"Poparcie Piekarskiej źródłem sukcesu Napieralskiego"
Poparcie Katarzyny Piekarskiej zdecydowało o
wygranej Grzegorza Napieralskiego w wyborach na przewodniczącego
SLD. Dlatego sukces partii będzie zależał od współpracy tych
dwojga - ocenia politolog dr hab. Kazimierz Kik.
31.05.2008 | aktual.: 31.05.2008 18:36
Kik przyznał, że zmiana na stanowisku szefa SLD wydaje się pozorna, ponieważ Grzegorz Napieralski i Wojciech Olejniczak od lat wspólnie kierowali partią. Jednak, jego zdaniem, nowy przewodniczący ma szansę na poprawienie skuteczności i odbudowanie wiarygodności partii.

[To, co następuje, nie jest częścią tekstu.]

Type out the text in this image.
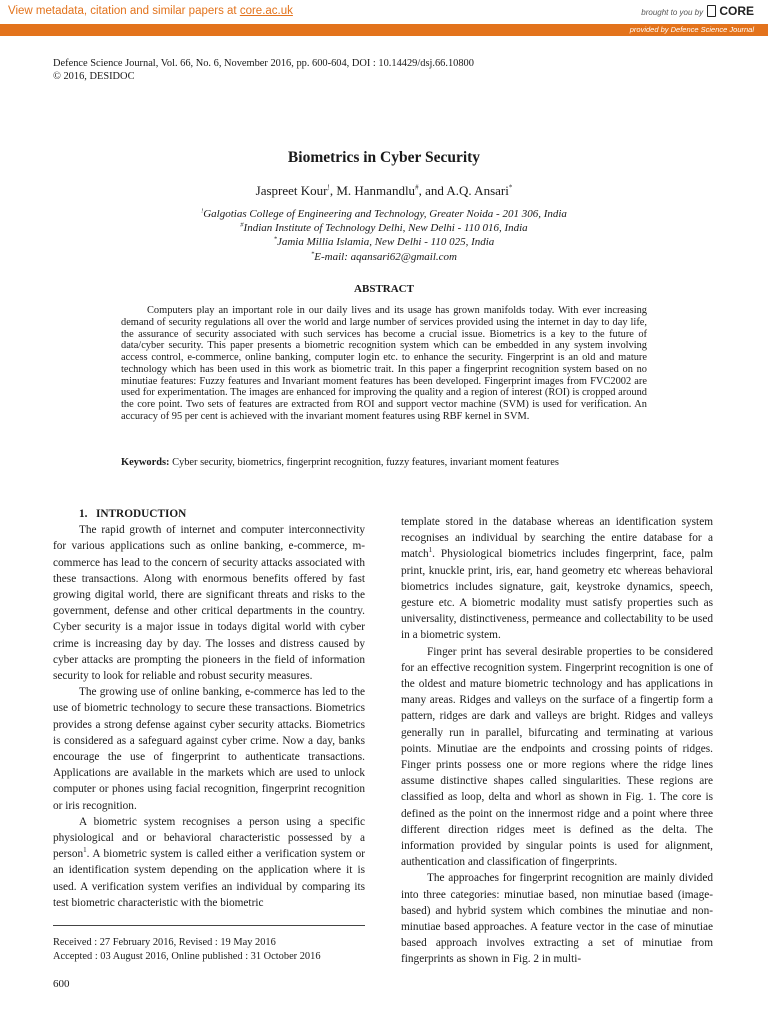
View metadata, citation and similar papers at core.ac.uk	brought to you by CORE
provided by Defence Science Journal
Defence Science Journal, Vol. 66, No. 6, November 2016, pp. 600-604, DOI : 10.14429/dsj.66.10800
© 2016, DESIDOC
Biometrics in Cyber Security
Jaspreet Kour!, M. Hanmandlu#, and A.Q. Ansari*
!Galgotias College of Engineering and Technology, Greater Noida - 201 306, India
#Indian Institute of Technology Delhi, New Delhi - 110 016, India
*Jamia Millia Islamia, New Delhi - 110 025, India
*E-mail: aqansari62@gmail.com
ABSTRACT
Computers play an important role in our daily lives and its usage has grown manifolds today. With ever increasing demand of security regulations all over the world and large number of services provided using the internet in day to day life, the assurance of security associated with such services has become a crucial issue. Biometrics is a key to the future of data/cyber security. This paper presents a biometric recognition system which can be embedded in any system involving access control, e-commerce, online banking, computer login etc. to enhance the security. Fingerprint is an old and mature technology which has been used in this work as biometric trait. In this paper a fingerprint recognition system based on no minutiae features: Fuzzy features and Invariant moment features has been developed. Fingerprint images from FVC2002 are used for experimentation. The images are enhanced for improving the quality and a region of interest (ROI) is cropped around the core point. Two sets of features are extracted from ROI and support vector machine (SVM) is used for verification. An accuracy of 95 per cent is achieved with the invariant moment features using RBF kernel in SVM.
Keywords: Cyber security, biometrics, fingerprint recognition, fuzzy features, invariant moment features

1.   INTRODUCTION

The rapid growth of internet and computer interconnectivity for various applications such as online banking, e-commerce, m-commerce has lead to the concern of security attacks associated with these transactions. Along with enormous benefits offered by fast growing digital world, there are significant threats and risks to the government, defense and other critical departments in the country. Cyber security is a major issue in todays digital world with cyber crime is increasing day by day. The losses and distress caused by cyber attacks are prompting the pioneers in the field of information security to look for reliable and robust security measures.

The growing use of online banking, e-commerce has led to the use of biometric technology to secure these transactions. Biometrics provides a strong defense against cyber security attacks. Biometrics is considered as a safeguard against cyber crime. Now a day, banks encourage the use of fingerprint to authenticate transactions. Applications are available in the markets which are used to unlock computer or phones using facial recognition, fingerprint recognition or iris recognition.

A biometric system recognises a person using a specific physiological and or behavioral characteristic possessed by a person$^1$. A biometric system is called either a verification system or an identification system depending on the application where it is used. A verification system verifies an individual by comparing its test biometric characteristic with the biometric

template stored in the database whereas an identification system recognises an individual by searching the entire database for a match$^1$. Physiological biometrics includes fingerprint, face, palm print, knuckle print, iris, ear, hand geometry etc whereas behavioral biometrics includes signature, gait, keystroke dynamics, speech, gesture etc. A biometric modality must satisfy properties such as universality, distinctiveness, permeance and collectability to be used in a biometric system.

Finger print has several desirable properties to be considered for an effective recognition system. Fingerprint recognition is one of the oldest and mature biometric technology and has applications in many areas. Ridges and valleys on the surface of a fingertip form a pattern, ridges are dark and valleys are bright. Ridges and valleys generally run in parallel, bifurcating and terminating at various points. Minutiae are the endpoints and crossing points of ridges. Finger prints possess one or more regions where the ridge lines assume distinctive shapes called singularities. These regions are classified as loop, delta and whorl as shown in Fig. 1. The core is defined as the point on the innermost ridge and a point where three different direction ridges meet is defined as the delta. The information provided by singular points is used for alignment, authentication and classification of fingerprints.

The approaches for fingerprint recognition are mainly divided into three categories: minutiae based, non minutiae based (image-based) and hybrid system which combines the minutiae and non-minutiae based approaches. A feature vector in the case of minutiae based approach involves extracting a set of minutiae from fingerprints as shown in Fig. 2 in multi-

Received : 27 February 2016, Revised : 19 May 2016
Accepted : 03 August 2016, Online published : 31 October 2016
600
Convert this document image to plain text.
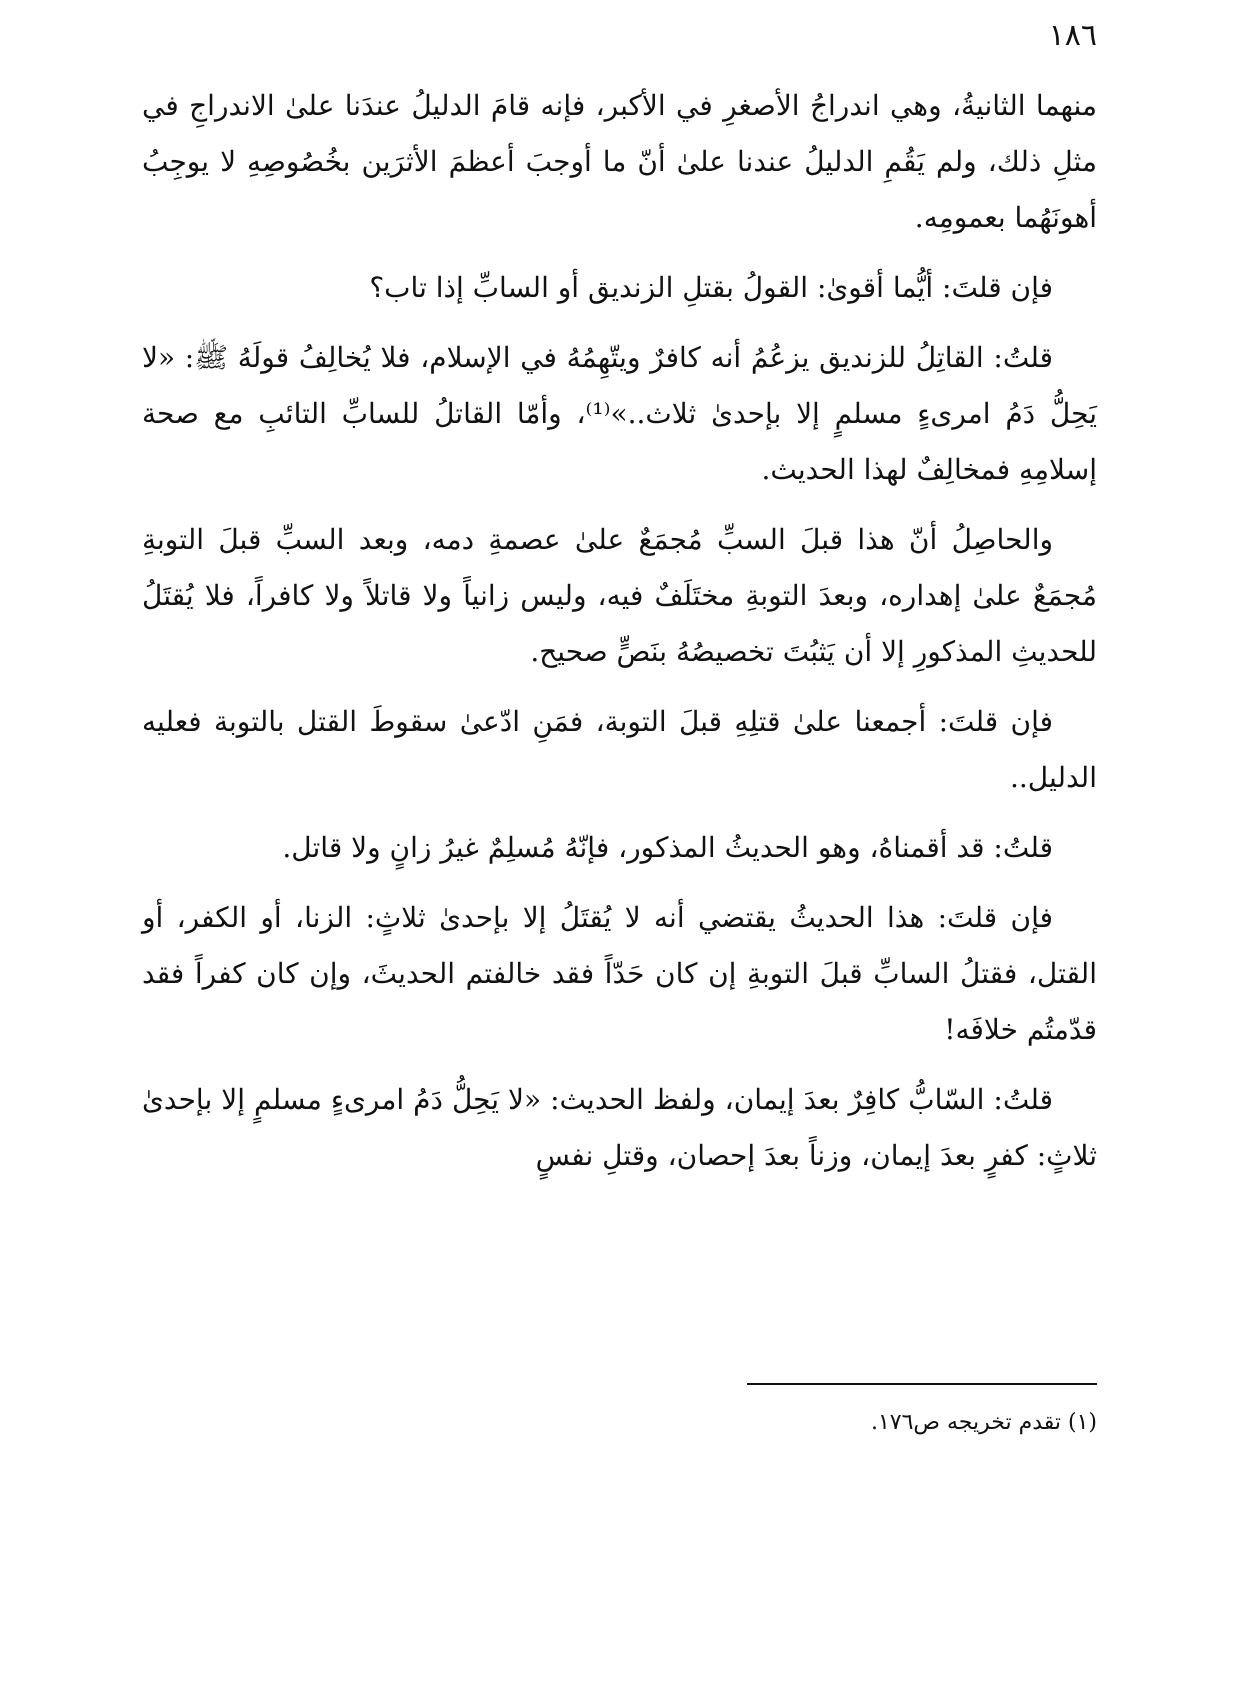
١٨٦

منهما الثانيةُ، وهي اندراجُ الأصغرِ في الأكبر، فإنه قامَ الدليلُ عندَنا علىٰ الاندراجِ في مثلِ ذلك، ولم يَقُمِ الدليلُ عندنا علىٰ أنّ ما أوجبَ أعظمَ الأثرَين بخُصُوصِهِ لا يوجِبُ أهونَهُما بعمومِه.

فإن قلتَ: أيُّما أقوىٰ: القولُ بقتلِ الزنديق أو السابِّ إذا تاب؟

قلتُ: القاتِلُ للزنديق يزعُمُ أنه كافرٌ ويتّهِمُهُ في الإسلام، فلا يُخالِفُ قولَهُ ﷺ: «لا يَحِلُّ دَمُ امرىءٍ مسلمٍ إلا بإحدىٰ ثلاث..»⁽¹⁾، وأمّا القاتلُ للسابِّ التائبِ مع صحة إسلامِهِ فمخالِفٌ لهذا الحديث.

والحاصِلُ أنّ هذا قبلَ السبِّ مُجمَعٌ علىٰ عصمةِ دمه، وبعد السبِّ قبلَ التوبةِ مُجمَعٌ علىٰ إهداره، وبعدَ التوبةِ مختَلَفٌ فيه، وليس زانياً ولا قاتلاً ولا كافراً، فلا يُقتَلُ للحديثِ المذكورِ إلا أن يَثبُتَ تخصيصُهُ بنَصٍّ صحيح.

فإن قلتَ: أجمعنا علىٰ قتلِهِ قبلَ التوبة، فمَنِ ادّعىٰ سقوطَ القتل بالتوبة فعليه الدليل..

قلتُ: قد أقمناهُ، وهو الحديثُ المذكور، فإنّهُ مُسلِمٌ غيرُ زانٍ ولا قاتل.

فإن قلتَ: هذا الحديثُ يقتضي أنه لا يُقتَلُ إلا بإحدىٰ ثلاثٍ: الزنا، أو الكفر، أو القتل، فقتلُ السابِّ قبلَ التوبةِ إن كان حَدّاً فقد خالفتم الحديثَ، وإن كان كفراً فقد قدّمتُم خلافَه!

قلتُ: السّابُّ كافِرٌ بعدَ إيمان، ولفظ الحديث: «لا يَحِلُّ دَمُ امرىءٍ مسلمٍ إلا بإحدىٰ ثلاثٍ: كفرٍ بعدَ إيمان، وزناً بعدَ إحصان، وقتلِ نفسٍ

(١) تقدم تخريجه ص١٧٦.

Będzie to możliwe pod dwoma warunkami. Po pierwsze, Napieralski musi dotrzymać obietnicy z okresu przed konwencją, że odsunie od doradztwa i od kierownictwa dawnych postpezetpeerowskich działaczy, takich jak Krzysztof Janik, Lech Nikolski, być może Jerzy Szmajdziński. Drugi warunek jest taki, że stworzy zgrany tandem z Katarzyną Piekarską - powiedział politolog.
Wyjaśnił, że starsi, związani dawniej z PZPR działacze, którzy stanowili zaplecze Wojciecha Olejniczaka, są tak naprawdę odpowiedzialni za kryzys SLD.
Piekarska, jego zdaniem, jest "nadzieją na odzyskanie przez SLD wiarygodności". Właśnie poparciu Piekarskiej, udzielonym na kilka dni przed konwencją, Napieralski zawdzięcza, według Kika, swoje zwycięstwo nad Olejniczakiem.